Obedecí sus órdenes fielmente: puse un pie en el estribo, otro en el hombro, y estaba fuera antes de que Jakan entrara por la puerta.
—¡Ya está! ¡He atrapado a una! —dijo uno de los ciegos cuando fui a caer encima de él.
—Sujétala fuerte mientras yo se la meto.
Cuando Joshua abandonó el desierto yo estaba sentado en una piedra, esperándolo. Me levanté para abrazarlo, y él se echó hacia delante y me dejó sujetarlo antes de que se desplomara. Lo tendí sobre la roca en la que me había sentado. Había sido lo bastante listo como para cubrirse las partes expuestas de su piel con barro, que probablemente habría mezclado con su propia orina para protegerla de quemaduras, pero en algunas partes de la frente y las manos el barro se había cuarteado y desprendido, y por los resquicios se veía que la tenía chamuscada, en carne viva. Sus brazos habían adelgazado tanto que parecían los de una niña, y las mangas de la túnica le venían muy anchas.
—¿Estás bien?
Asintió. Le alargué un pellejo con agua que había puesto a la sombra para que se mantuviera fresco. Él dio unos pocos sorbos y pareció recuperarse ligeramente.
—¿Langostas? —le dije, sosteniendo uno de aquellos tormentos crujientes entre el pulgar y el índice. Al verla, temí que Joshua fuera a vomitar la escasa agua que había ingerido—. No, es broma. —Abrí el zurrón y le mostré dátiles, higos frescos, aceitunas, queso, media docena de panes ácimos y un pellejo de vino. Había enviado al nuevo a Jericó un día antes para que trajera comida.

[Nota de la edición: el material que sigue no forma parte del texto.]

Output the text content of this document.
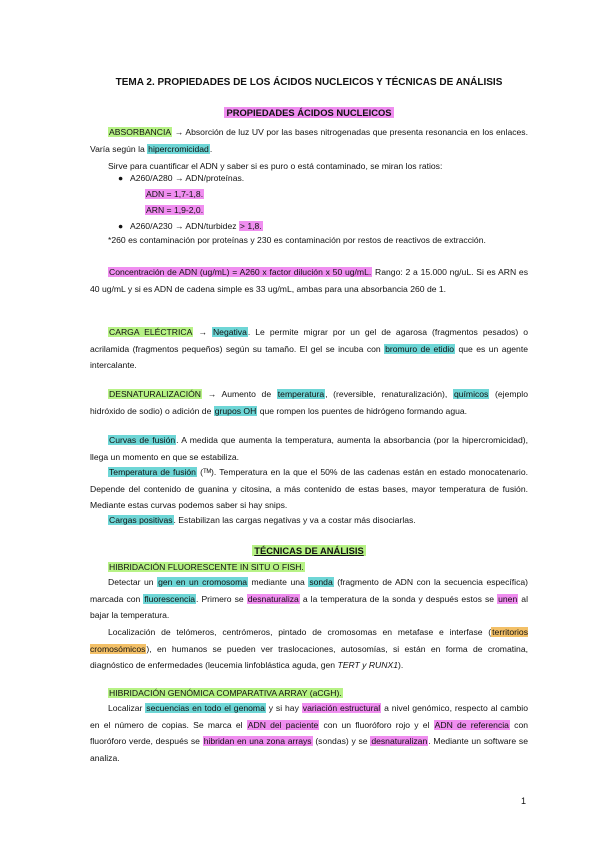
TEMA 2. PROPIEDADES DE LOS ÁCIDOS NUCLEICOS Y TÉCNICAS DE ANÁLISIS
PROPIEDADES ÁCIDOS NUCLEICOS
ABSORBANCIA → Absorción de luz UV por las bases nitrogenadas que presenta resonancia en los enlaces. Varía según la hipercromicidad.
Sirve para cuantificar el ADN y saber si es puro o está contaminado, se miran los ratios:
● A260/A280 → ADN/proteínas.
ADN = 1,7-1,8.
ARN = 1,9-2,0.
● A260/A230 → ADN/turbidez > 1,8.
*260 es contaminación por proteínas y 230 es contaminación por restos de reactivos de extracción.
Concentración de ADN (ug/mL) = A260 x factor dilución x 50 ug/mL. Rango: 2 a 15.000 ng/uL. Si es ARN es 40 ug/mL y si es ADN de cadena simple es 33 ug/mL, ambas para una absorbancia 260 de 1.
CARGA ELÉCTRICA → Negativa. Le permite migrar por un gel de agarosa (fragmentos pesados) o acrilamida (fragmentos pequeños) según su tamaño. El gel se incuba con bromuro de etidio que es un agente intercalante.
DESNATURALIZACIÓN → Aumento de temperatura, (reversible, renaturalización), químicos (ejemplo hidróxido de sodio) o adición de grupos OH que rompen los puentes de hidrógeno formando agua.
Curvas de fusión. A medida que aumenta la temperatura, aumenta la absorbancia (por la hipercromicidad), llega un momento en que se estabiliza.
Temperatura de fusión (ᵀᴹ). Temperatura en la que el 50% de las cadenas están en estado monocatenario. Depende del contenido de guanina y citosina, a más contenido de estas bases, mayor temperatura de fusión. Mediante estas curvas podemos saber si hay snips.
Cargas positivas. Estabilizan las cargas negativas y va a costar más disociarlas.
TÉCNICAS DE ANÁLISIS
HIBRIDACIÓN FLUORESCENTE IN SITU O FISH.
Detectar un gen en un cromosoma mediante una sonda (fragmento de ADN con la secuencia específica) marcada con fluorescencia. Primero se desnaturaliza a la temperatura de la sonda y después estos se unen al bajar la temperatura.
Localización de telómeros, centrómeros, pintado de cromosomas en metafase e interfase (territorios cromosómicos), en humanos se pueden ver traslocaciones, autosomías, si están en forma de cromatina, diagnóstico de enfermedades (leucemia linfoblástica aguda, gen TERT y RUNX1).
HIBRIDACIÓN GENÓMICA COMPARATIVA ARRAY (aCGH).
Localizar secuencias en todo el genoma y si hay variación estructural a nivel genómico, respecto al cambio en el número de copias. Se marca el ADN del paciente con un fluoróforo rojo y el ADN de referencia con fluoróforo verde, después se hibridan en una zona arrays (sondas) y se desnaturalizan. Mediante un software se analiza.
1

Josh contempló el zurrón rebosante de alimentos y sonrió, pero apenas lo hubo hecho cuando torció el gesto y se cubrió la boca con la mano.
—¡Ah! ¡Qué daño! ¡Ah!
—¿Qué te ocurre?
—Los labios. Los tengo cortados.
—Ponte mirra —le dije, sacando un tarro de ungüento del zurrón y alargándoselo.
Una hora después, el Hijo de Dios ya se sentía refrescado y rejuvenecido, y nosotros seguíamos sentados, compartiendo el poco vino que quedaba en el pellejo, el primero que Joshua probaba desde que habíamos regresado de la India, hacía un año.

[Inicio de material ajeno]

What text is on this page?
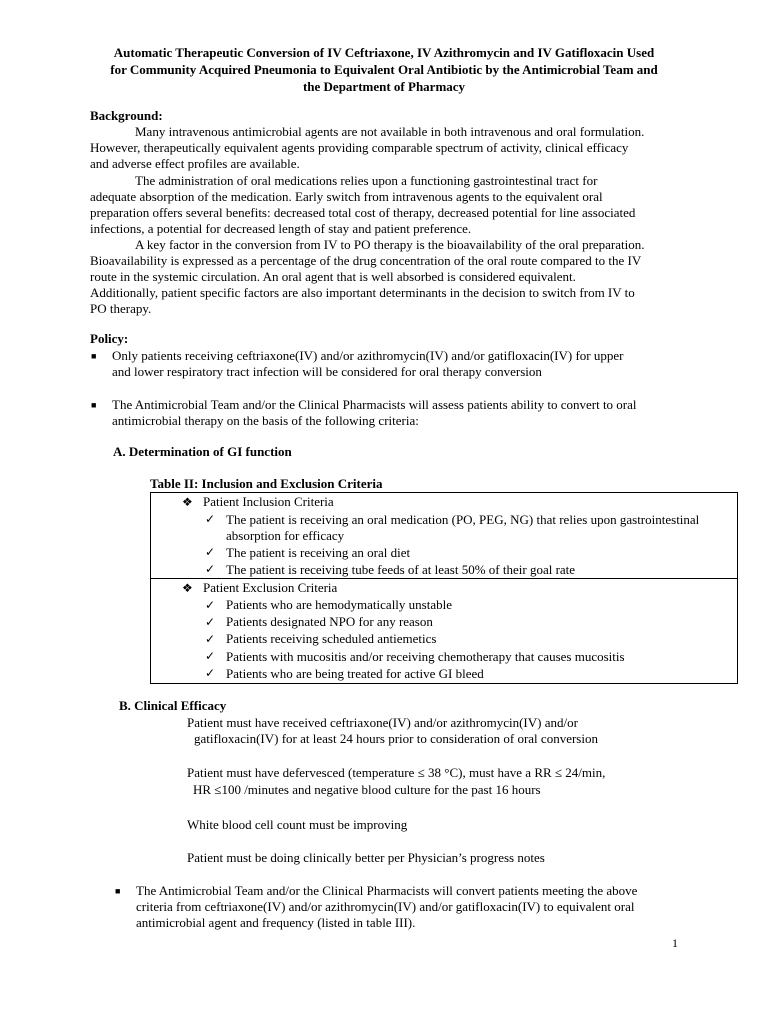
Automatic Therapeutic Conversion of IV Ceftriaxone, IV Azithromycin and IV Gatifloxacin Used
for Community Acquired Pneumonia to Equivalent Oral Antibiotic by the Antimicrobial Team and
the Department of Pharmacy
Background:
Many intravenous antimicrobial agents are not available in both intravenous and oral formulation.
However, therapeutically equivalent agents providing comparable spectrum of activity, clinical efficacy
and adverse effect profiles are available.
The administration of oral medications relies upon a functioning gastrointestinal tract for
adequate absorption of the medication. Early switch from intravenous agents to the equivalent oral
preparation offers several benefits: decreased total cost of therapy, decreased potential for line associated
infections, a potential for decreased length of stay and patient preference.
A key factor in the conversion from IV to PO therapy is the bioavailability of the oral preparation.
Bioavailability is expressed as a percentage of the drug concentration of the oral route compared to the IV
route in the systemic circulation. An oral agent that is well absorbed is considered equivalent.
Additionally, patient specific factors are also important determinants in the decision to switch from IV to
PO therapy.
Policy:
■ Only patients receiving ceftriaxone(IV) and/or azithromycin(IV) and/or gatifloxacin(IV) for upper
and lower respiratory tract infection will be considered for oral therapy conversion
■ The Antimicrobial Team and/or the Clinical Pharmacists will assess patients ability to convert to oral
antimicrobial therapy on the basis of the following criteria:
A. Determination of GI function
Table II: Inclusion and Exclusion Criteria
❖ Patient Inclusion Criteria
✓ The patient is receiving an oral medication (PO, PEG, NG) that relies upon gastrointestinal
absorption for efficacy
✓ The patient is receiving an oral diet
✓ The patient is receiving tube feeds of at least 50% of their goal rate
❖ Patient Exclusion Criteria
✓ Patients who are hemodymatically unstable
✓ Patients designated NPO for any reason
✓ Patients receiving scheduled antiemetics
✓ Patients with mucositis and/or receiving chemotherapy that causes mucositis
✓ Patients who are being treated for active GI bleed
B. Clinical Efficacy
Patient must have received ceftriaxone(IV) and/or azithromycin(IV) and/or
gatifloxacin(IV) for at least 24 hours prior to consideration of oral conversion
Patient must have defervesced (temperature ≤ 38 °C), must have a RR ≤ 24/min,
HR ≤100 /minutes and negative blood culture for the past 16 hours
White blood cell count must be improving
Patient must be doing clinically better per Physician’s progress notes
■ The Antimicrobial Team and/or the Clinical Pharmacists will convert patients meeting the above
criteria from ceftriaxone(IV) and/or azithromycin(IV) and/or gatifloxacin(IV) to equivalent oral
antimicrobial agent and frequency (listed in table III).
1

—¿Y bien? ¿Qué has visto en el desierto?
—He visto al Diablo.
—¿Al Diablo?
—Sí. Me ha tentado. Con poder, riquezas, sexo, esas cosas. Pero yo las he rechazado.
—¿Qué aspecto tenía?
—Era alto.
—¿Alto? El diablo es el príncipe de las tinieblas, la serpiente de la tentación, la fuente de toda corrupción y mal… ¿Y todo lo que se te ocurre decir de él es que era alto?
—Bastante alto.
—Ah, bueno, pues estaré atento.
Entonces Joshua dijo, mirando al nuevo:
—Él también es alto.
Fue entonces cuando me di cuenta de que tal vez el Mesías estuviera algo achispado.
—Éste no es el diablo, Josh.
—¿Y quién es entonces?
—Soy Felipe —dijo el nuevo—. Y mañana iré contigo a Caná.
Joshua se giró, tambaleante y estuvo a punto de caerse.
—¿Mañana vamos a Caná?
—Sí. Magda está ahí, Josh. Y se está muriendo.